Grandpa was able to sell all his cabbages, as no one wanted to buy from the old woman anymore. They had enough money to buy what they needed for Spring Festival: spices, rice, flour, cooking oil, firecrackers and lucky words on red paper.

On the way home, Grandpa stopped at a Hundred Goods Store and gave Long-Long 10 yuan, telling him to treat himself. He bought his little cousin bows for her hair. Then, he found hand cream for Ma, but he was one yuan short, until he remembered the silver coin from the bicycle repairman.

When he finished making his purchases, he hears "the beating of a gong and a roll of drums" from a passing procession. He runs outside to watch.

The next spread of pages is a wonderful illustration of the procession Long-Long sees: Lions, a long dragon, fish, the musicians, and more, as well as the spectators.

When Long-Long returned to Grandpa, he is presented with a sweet treat: tang-hu-lu, a stick full of toffee fruit. They go home to Ma and Hong-Hong. "Long-Long took a square of red paper with Fu painted on it. He pinned it, upside down, to the front door. Ma and Grandpa smiled and Hong-Hong clapped. Happiness and good luck had arrived in Long-Long's home just in time for Spring Festival."
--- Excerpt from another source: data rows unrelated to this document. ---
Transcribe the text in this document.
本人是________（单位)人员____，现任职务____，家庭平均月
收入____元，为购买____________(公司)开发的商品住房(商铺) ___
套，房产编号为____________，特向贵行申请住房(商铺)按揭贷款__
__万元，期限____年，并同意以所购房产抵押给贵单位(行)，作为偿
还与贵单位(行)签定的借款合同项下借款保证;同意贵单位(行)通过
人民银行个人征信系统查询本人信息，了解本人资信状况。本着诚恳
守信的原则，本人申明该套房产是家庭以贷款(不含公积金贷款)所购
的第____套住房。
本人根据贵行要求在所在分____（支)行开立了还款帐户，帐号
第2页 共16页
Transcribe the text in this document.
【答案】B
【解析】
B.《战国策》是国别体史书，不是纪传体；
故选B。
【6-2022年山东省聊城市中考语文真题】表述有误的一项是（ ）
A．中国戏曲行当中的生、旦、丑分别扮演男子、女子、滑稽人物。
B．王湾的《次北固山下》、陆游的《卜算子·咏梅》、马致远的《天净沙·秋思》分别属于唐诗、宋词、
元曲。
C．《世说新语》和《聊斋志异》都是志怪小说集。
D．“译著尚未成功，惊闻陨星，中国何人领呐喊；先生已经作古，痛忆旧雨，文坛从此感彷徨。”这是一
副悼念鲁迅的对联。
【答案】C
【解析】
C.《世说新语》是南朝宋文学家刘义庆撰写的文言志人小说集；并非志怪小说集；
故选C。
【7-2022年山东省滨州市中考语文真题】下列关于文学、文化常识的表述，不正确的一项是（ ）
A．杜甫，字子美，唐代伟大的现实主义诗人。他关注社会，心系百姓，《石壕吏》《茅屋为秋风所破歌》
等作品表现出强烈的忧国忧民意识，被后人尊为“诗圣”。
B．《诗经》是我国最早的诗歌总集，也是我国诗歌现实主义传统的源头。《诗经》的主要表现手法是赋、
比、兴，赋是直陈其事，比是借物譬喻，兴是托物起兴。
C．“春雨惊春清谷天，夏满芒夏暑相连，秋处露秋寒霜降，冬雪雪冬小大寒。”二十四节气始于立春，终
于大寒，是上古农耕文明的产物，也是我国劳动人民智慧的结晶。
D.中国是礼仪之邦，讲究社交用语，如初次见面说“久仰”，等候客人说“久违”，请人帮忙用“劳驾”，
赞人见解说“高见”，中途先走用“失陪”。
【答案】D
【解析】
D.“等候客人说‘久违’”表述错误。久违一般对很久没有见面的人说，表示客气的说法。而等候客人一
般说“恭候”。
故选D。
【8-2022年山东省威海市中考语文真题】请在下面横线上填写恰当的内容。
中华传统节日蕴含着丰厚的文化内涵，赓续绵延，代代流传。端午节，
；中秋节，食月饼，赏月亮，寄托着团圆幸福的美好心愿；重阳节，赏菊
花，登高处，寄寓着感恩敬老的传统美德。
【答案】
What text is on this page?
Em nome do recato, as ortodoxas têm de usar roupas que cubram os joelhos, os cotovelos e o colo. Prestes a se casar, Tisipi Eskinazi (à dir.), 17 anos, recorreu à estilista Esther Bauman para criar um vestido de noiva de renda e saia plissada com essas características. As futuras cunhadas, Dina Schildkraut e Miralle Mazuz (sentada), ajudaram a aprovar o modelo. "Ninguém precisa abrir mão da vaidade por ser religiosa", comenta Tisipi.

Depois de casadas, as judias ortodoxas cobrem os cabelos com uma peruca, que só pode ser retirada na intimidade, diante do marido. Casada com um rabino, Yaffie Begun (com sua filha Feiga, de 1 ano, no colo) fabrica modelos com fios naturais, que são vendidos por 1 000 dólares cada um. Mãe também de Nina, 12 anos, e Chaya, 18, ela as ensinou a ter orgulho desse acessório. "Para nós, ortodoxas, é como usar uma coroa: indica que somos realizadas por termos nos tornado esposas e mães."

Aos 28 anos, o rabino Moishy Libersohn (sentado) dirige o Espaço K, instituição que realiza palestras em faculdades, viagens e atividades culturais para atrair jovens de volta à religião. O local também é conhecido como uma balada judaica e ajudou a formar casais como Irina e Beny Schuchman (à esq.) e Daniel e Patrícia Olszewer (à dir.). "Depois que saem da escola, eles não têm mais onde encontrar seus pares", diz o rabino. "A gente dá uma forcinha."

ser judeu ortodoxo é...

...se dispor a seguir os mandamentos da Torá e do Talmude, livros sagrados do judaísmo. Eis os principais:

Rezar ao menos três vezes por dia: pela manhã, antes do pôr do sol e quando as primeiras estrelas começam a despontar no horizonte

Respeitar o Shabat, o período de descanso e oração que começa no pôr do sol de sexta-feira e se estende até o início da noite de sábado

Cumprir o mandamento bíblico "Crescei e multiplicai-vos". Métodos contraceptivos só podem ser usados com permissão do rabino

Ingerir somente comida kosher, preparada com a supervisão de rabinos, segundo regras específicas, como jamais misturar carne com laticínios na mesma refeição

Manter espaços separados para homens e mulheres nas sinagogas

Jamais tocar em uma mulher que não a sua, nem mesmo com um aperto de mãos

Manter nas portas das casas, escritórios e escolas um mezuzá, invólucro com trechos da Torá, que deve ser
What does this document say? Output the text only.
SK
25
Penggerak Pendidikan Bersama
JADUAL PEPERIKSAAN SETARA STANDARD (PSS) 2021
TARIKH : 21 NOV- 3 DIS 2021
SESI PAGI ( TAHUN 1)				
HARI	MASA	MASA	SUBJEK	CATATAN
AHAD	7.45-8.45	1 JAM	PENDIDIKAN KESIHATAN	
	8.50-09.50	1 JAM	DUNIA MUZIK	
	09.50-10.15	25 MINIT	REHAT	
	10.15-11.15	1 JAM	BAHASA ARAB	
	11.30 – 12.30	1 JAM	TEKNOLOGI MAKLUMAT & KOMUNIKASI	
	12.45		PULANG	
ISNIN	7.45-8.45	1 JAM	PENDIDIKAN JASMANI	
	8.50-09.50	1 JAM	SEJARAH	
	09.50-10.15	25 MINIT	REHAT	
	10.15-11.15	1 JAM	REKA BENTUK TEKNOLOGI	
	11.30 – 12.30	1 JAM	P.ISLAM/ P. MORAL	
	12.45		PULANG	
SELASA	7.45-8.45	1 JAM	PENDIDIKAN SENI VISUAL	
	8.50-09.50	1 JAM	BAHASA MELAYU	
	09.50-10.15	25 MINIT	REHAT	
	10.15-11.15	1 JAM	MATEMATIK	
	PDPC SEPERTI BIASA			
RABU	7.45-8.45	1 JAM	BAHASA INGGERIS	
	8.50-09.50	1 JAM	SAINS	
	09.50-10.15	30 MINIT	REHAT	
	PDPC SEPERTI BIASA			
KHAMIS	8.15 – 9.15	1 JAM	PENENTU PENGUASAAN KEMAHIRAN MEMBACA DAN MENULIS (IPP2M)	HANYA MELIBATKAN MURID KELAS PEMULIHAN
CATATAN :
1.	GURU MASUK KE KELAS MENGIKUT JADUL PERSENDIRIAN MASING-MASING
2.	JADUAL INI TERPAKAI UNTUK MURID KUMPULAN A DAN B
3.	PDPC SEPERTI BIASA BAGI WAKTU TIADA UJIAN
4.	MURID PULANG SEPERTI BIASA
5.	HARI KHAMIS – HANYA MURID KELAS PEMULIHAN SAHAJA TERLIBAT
At the back of the book, you will find a brief story of "The Very First Spring Festival": long ago in a village like Long-Long's, every year, a monster called Nian came, and the people would run away. One time, a beggar came as everyone was leaving. He found an old woman who was "too tired to run after the others." She told the beggar about the monster. He said he would help, but he was hungry. The noise of the old woman preparing the dumplings woke the monster. When the monster came, the beggar used red paper to hurt the monster's eyes, then he set fire to "a magic baton of bamboo", which made lots of noise that scared the monster away. Then, the beggar disappeared. The old woman told the villagers about the beggar, and now they do what the beggar did at every Spring Festival.

Also, there is a page listing the Chinese words found in the story: the English spelling, the Chinese character, and a definition.

This book is recommended for children 4 to 8 years old.